Two priceless 15th century oak panels, stolen from the rood screen of a Devon church in the care of The Churches Conservation Trust in August 2013, have been recovered by the police.
The decorative oak panels, bearing paintings of St Victor of Marseilles and St Margaret of Antioch, are considered of national importance, and were stolen from Holy Trinity Church at Torbryan in Devon between 2 and 9 August 2013. The panels remained missing until they were recovered by the Metropolitan Police Art & Antiques Unit after being spotted by a private collector in an online sale. This led to a raid by specialist detectives in south London in January.
The rood screen and its panels are one of only a handful of such artworks in England which survived the Reformation. The theft prompted a national media campaign to try to trace the whereabouts of the missing panels, receiving the backing of high profile figures such as Loyd Grossman, Dan Cruickshank and the late Candida Lycett Green. The collector who alerted the police recognised the panels from media coverage of the theft.
When it first came to light in 2013, the theft was a bitter blow for The Churches Conservation Trust, the national charity that cares for 347 unique churches around England including Torbryan church. Despite elation at the return of the panels, the Trust now faces a bill of £7,000 to restore the damage – the result of the thieves hacking the panels out of the screen during the theft – and has today launched a campaign to raise the money.
Crispin Truman, Chief Executive of The Churches Conservation Trust, said: “The Churches Conservation Trust cares for 347 churches around the country, and the Torbryan rood screen is one of the highlights of this internationally-significant collection. The theft of these unique artworks from Holy Trinity was a real blow, so we’re delighted that they are now back in our hands. Unfortunately the damage caused as the thieves hacked them out of the church will cost a lot to put right, so today we have launched a campaign to raise the £7,000 needed to conserve them and repair the damage. The CCT is committed to displaying unique artefacts like these panels in their original setting and open to the public for everyone to see and enjoy. We now need to raise the funds to return these panels to their beautiful medieval church, in a tranquil wooded Devon valley that has remained unchanged for centuries”.

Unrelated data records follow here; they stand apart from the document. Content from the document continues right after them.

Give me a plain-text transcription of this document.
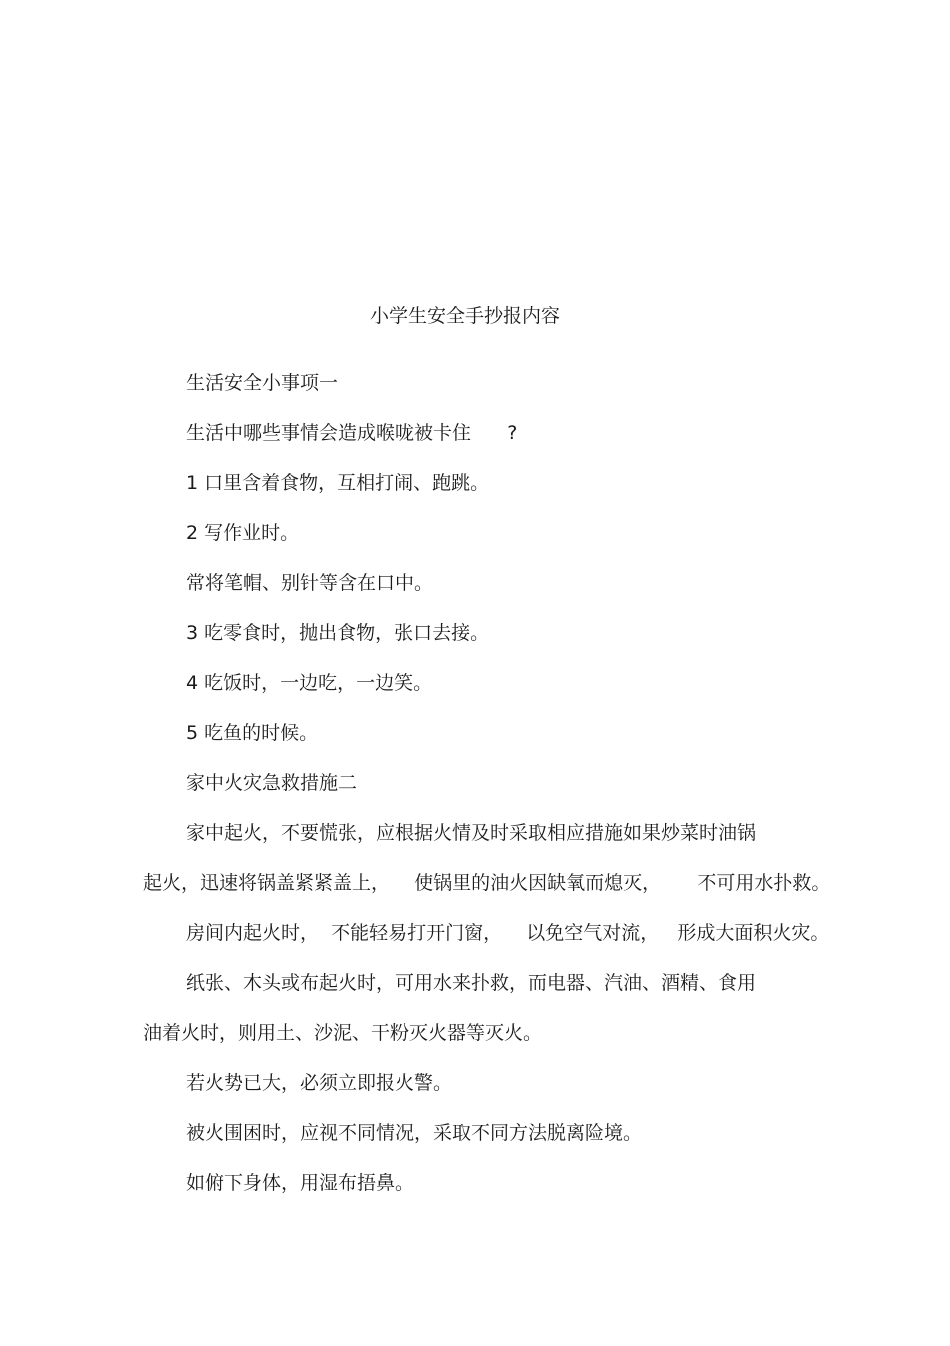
小学生安全手抄报内容
生活安全小事项一
生活中哪些事情会造成喉咙被卡住      ?
1 口里含着食物，互相打闹、跑跳。
2 写作业时。
常将笔帽、别针等含在口中。
3 吃零食时，抛出食物，张口去接。
4 吃饭时，一边吃，一边笑。
5 吃鱼的时候。
家中火灾急救措施二
家中起火，不要慌张，应根据火情及时采取相应措施如果炒菜时油锅
起火，迅速将锅盖紧紧盖上，    使锅里的油火因缺氧而熄灭，      不可用水扑救。
房间内起火时，  不能轻易打开门窗，    以免空气对流，   形成大面积火灾。
纸张、木头或布起火时，可用水来扑救，而电器、汽油、酒精、食用
油着火时，则用土、沙泥、干粉灭火器等灭火。
若火势已大，必须立即报火警。
被火围困时，应视不同情况，采取不同方法脱离险境。
如俯下身体，用湿布捂鼻。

Eminent historian and TV presenter Dan Cruickshank, who backed the original campaign to find the stolen panels, also expressed his delight at the news, commenting: “I’m delighted that these 15th century artworks – once feared lost forever – have been recovered by the police. The panels are irreplaceable examples of an important period in our art and history, and pieces like this help us to learn about who we are as a society. They should belong to everyone. It is a shame that the panels have been left damaged by those who hacked them out of the priceless rood screen but it is good news that The Churches Conservation Trust has already launched a campaign to restore them, and return them to their rightful place in sleepy Torbryan church.”
West Mercia Police are now leading the investigation into the theft as part of Operation Icarus, which has also recovered a treasure trove of other church artefacts, including stonework, friezes, statues, paintings, brasses, misericords, stained glass and bibles. The police are appealing for help in identifying the artefacts, which include the misericords from St Cuthbert’s Church at Holme Lacy in Herefordshire, also in the care of The Churches Conservation Trust.
In response to the original theft, The Churches Conservation Trust conducted a thorough audit of security at Holy Trinity, Torbryan and a new alarm system is now in place at the church to protect its contents in future. A new scheme of interpretation is also being developed to explain the artworks and the history of this unique Grade I listed church to visitors.